Tant pis pour le sud.
C'Ă©tait pourtant bien :
On aurait pu vivre
Plus d'un million d'années.

Nino Ferrer

Elle commence à sentir la fatigue après Lançon-de-Provence. Nous roulons depuis plusieurs heures, il fait nuit maintenant, nous avons mangé sur l'aire avec les enfants sous les réverbères et la Lune presque pleine, à la terrasse de la boulangerie Paul. L'établissement était fermé mais régulièrement des voyageurs fatigués, des couples ou des familles, s'approchaient des portes vitrées qui restaient fermées, ils scrutaient un peu à l'intérieur, voyaient que le personnel était en train de faire la caisse ou le ménage, des fois ils nous demandaient : c'est fermé ? Cela amusait Salomé.

Vu d'ici, le sud se réduit à un entrelacs d'autoroutes, les numéros se succèdent au fil de notre itinéraire : A7, A8, A52, A501, A50, A57. Régulièrement nous traversons des gares de péage, je passe ma carte bleue à Julia qui paye sans contact, de ma place je ne vois pas les montants. J'ai une boite de chocolats sur les genoux, Julia les grignote pour se tenir éveillée, elle me demande de plus en plus souvent : un petit chocolat ?

Nous atteignons enfin la côte, on voit la mer grâce au reflet de la Lune. Après Toulon et son tunnel nous manquons la dernière aire de repos, il y avait des travaux, la signalétique n'était pas claire et la sortie provisoire faite de blocs de bétons peu visibles. Julia avait prévu de prendre un café pour l'aider à tenir, il reste une heure de route mais elle devra faire sans, je vois ses yeux concentrés sur la route, son visage, ses épaules, son corps tendu.

Nous empruntons la route du littoral en direction de Saint-Tropez. Au Lavandou, avec mon téléphone je prends une photo de la boutique Zannini que j'envoie à notre groupe de famille. Il est minuit et demi, je risque de réveiller Papa qui laisse souvent son téléphone allumé avec de fortes notifications sonores.
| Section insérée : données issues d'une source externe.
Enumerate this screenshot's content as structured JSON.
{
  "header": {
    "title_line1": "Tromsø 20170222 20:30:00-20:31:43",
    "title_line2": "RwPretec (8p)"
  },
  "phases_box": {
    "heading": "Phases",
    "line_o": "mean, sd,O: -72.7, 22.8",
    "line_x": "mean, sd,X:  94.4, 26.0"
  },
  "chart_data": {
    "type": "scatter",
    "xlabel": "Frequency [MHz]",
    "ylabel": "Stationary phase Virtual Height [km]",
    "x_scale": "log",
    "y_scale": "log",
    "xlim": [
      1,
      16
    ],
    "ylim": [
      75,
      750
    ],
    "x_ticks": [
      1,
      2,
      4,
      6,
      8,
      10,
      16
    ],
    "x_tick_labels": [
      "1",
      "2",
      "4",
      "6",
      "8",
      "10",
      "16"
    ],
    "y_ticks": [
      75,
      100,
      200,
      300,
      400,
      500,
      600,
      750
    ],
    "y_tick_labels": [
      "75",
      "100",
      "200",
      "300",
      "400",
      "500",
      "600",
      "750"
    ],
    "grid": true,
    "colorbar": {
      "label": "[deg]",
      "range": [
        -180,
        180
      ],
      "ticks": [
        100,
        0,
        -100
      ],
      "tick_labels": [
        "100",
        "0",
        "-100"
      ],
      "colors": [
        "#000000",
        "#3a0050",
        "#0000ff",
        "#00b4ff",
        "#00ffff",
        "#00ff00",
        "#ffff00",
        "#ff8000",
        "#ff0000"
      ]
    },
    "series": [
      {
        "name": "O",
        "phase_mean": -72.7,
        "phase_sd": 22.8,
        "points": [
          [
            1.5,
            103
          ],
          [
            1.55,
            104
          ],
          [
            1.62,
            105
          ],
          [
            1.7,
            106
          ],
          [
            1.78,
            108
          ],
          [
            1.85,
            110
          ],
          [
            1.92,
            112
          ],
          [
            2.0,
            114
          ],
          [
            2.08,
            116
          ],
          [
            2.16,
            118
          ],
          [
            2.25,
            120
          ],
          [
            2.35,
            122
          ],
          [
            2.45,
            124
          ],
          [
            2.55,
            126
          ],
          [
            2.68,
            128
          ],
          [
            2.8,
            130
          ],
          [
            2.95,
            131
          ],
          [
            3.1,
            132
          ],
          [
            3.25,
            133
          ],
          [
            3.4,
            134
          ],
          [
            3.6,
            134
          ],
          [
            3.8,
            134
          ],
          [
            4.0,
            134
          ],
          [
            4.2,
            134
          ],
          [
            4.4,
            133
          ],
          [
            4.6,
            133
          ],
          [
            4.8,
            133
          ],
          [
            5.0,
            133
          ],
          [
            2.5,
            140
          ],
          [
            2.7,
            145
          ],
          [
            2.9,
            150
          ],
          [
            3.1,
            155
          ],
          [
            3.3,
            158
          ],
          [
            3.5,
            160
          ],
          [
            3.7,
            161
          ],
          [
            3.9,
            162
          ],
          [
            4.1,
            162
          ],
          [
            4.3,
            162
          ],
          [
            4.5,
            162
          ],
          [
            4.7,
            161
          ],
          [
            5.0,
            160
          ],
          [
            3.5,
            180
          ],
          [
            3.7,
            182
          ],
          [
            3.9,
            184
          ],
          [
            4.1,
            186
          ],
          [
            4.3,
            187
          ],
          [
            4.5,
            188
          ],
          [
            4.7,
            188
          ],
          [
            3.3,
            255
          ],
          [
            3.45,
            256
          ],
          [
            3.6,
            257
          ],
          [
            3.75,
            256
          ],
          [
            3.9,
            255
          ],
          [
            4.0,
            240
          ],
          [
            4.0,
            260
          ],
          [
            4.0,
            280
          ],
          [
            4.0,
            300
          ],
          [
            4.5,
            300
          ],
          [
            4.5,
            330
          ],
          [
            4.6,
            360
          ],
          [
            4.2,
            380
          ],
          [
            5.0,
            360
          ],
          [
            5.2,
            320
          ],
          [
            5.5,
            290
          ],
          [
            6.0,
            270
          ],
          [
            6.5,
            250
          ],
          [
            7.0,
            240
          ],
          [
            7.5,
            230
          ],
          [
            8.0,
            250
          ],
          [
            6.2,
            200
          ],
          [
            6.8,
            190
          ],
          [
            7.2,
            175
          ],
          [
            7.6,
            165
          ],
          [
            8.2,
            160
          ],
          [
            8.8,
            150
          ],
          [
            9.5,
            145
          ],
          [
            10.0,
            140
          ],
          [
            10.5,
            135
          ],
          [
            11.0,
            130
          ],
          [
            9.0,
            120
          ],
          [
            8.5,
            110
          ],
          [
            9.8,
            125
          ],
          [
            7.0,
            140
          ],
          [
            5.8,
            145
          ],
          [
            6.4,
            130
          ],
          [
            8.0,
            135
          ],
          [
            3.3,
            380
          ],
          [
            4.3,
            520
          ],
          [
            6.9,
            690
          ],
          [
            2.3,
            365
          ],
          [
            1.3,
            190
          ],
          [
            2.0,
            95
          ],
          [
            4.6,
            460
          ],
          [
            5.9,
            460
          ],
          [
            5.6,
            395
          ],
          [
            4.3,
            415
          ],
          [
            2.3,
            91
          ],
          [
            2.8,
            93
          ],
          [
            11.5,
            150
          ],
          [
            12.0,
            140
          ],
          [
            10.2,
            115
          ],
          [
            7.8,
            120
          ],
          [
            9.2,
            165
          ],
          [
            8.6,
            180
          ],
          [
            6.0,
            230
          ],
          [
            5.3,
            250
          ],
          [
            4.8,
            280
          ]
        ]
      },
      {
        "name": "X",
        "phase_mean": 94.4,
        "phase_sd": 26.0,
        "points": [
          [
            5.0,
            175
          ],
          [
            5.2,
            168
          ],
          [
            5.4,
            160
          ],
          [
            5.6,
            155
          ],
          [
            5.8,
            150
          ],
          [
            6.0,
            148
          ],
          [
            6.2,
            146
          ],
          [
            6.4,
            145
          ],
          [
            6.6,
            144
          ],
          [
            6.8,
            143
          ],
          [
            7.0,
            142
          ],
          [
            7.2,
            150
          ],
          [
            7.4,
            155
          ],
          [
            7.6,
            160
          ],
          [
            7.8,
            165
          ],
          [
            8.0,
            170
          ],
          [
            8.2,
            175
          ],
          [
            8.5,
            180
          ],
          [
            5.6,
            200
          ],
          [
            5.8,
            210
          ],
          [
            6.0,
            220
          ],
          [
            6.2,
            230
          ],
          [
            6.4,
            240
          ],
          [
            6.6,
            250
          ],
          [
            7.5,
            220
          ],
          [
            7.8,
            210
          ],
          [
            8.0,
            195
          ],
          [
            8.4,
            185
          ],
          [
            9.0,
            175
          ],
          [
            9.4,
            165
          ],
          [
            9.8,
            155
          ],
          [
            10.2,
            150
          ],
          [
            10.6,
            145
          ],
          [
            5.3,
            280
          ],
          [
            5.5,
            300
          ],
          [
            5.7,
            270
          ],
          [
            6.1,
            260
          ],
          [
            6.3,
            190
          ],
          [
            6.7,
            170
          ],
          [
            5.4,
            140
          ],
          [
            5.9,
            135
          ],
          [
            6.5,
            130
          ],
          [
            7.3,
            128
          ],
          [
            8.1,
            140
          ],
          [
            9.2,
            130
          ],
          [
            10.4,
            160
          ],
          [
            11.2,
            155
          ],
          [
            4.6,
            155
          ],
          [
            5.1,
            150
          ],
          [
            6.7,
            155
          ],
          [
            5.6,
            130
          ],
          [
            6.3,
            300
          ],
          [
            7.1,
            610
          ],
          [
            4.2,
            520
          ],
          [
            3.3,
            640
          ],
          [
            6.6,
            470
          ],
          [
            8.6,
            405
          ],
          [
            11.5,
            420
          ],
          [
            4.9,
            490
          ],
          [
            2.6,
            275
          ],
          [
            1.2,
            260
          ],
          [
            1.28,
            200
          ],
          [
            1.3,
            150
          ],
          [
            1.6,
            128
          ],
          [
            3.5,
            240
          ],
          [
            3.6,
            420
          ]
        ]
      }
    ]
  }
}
Les enfants ont fini par s'endormir.

Les yeux rivés sur l'écran du GPS nous manquons l'entrée de l'impasse. Nous faisons demi-tour un peu plus loin, vers le camping, puis je dis : c'est là, c'est là, mais cette fois nous nous engageons sur le chemin de la plage, Julia doit faire marche arrière. Je devrais reconnaître, je le sais : les cyprès, l'arrêt de bus, les poubelles. Je descends taper le code du portail que Papa m'a envoyé, pour moi ce portail est une nouveauté, un changement, mais le code : 2005A.

Dans la lumière des phares je vois la silhouette de Papa. Sacha ne se réveille pas quand je le sors de la voiture pour le porter jusqu'à la chambre. Pour cela je dois marcher sur les aiguilles de pins séchées, monter le petit escalier de la terrasse. Je dois regarder le chauffe-eau au dessus de l'évier de la cuisine. Je dois regarder la chasse d'eau et sa chaînette. Je dois regarder la rampe en corde de l'escalier, je dois entendre les vibrations, la fréquence du son de mes pas sur les marches, je dois voir les trois fenêtres minuscules dont l'une est ouverte. Julia est fatiguée, elle va se coucher, moi j'ai envie de voir la plage. En bas du petit sentier il y a un nouveau lotissement (mais alors le son des balles de tennis, les canisses en bambou derrière le bar les Tamaris ?), et même un portillon. Je maugrée un peu, tente ma chance avec 2005A, avec succès. Un groupe d'ados est sur la plage, avec une enceinte bruyante, deux mecs se baignent tous nus en braillant et en éclaboussant.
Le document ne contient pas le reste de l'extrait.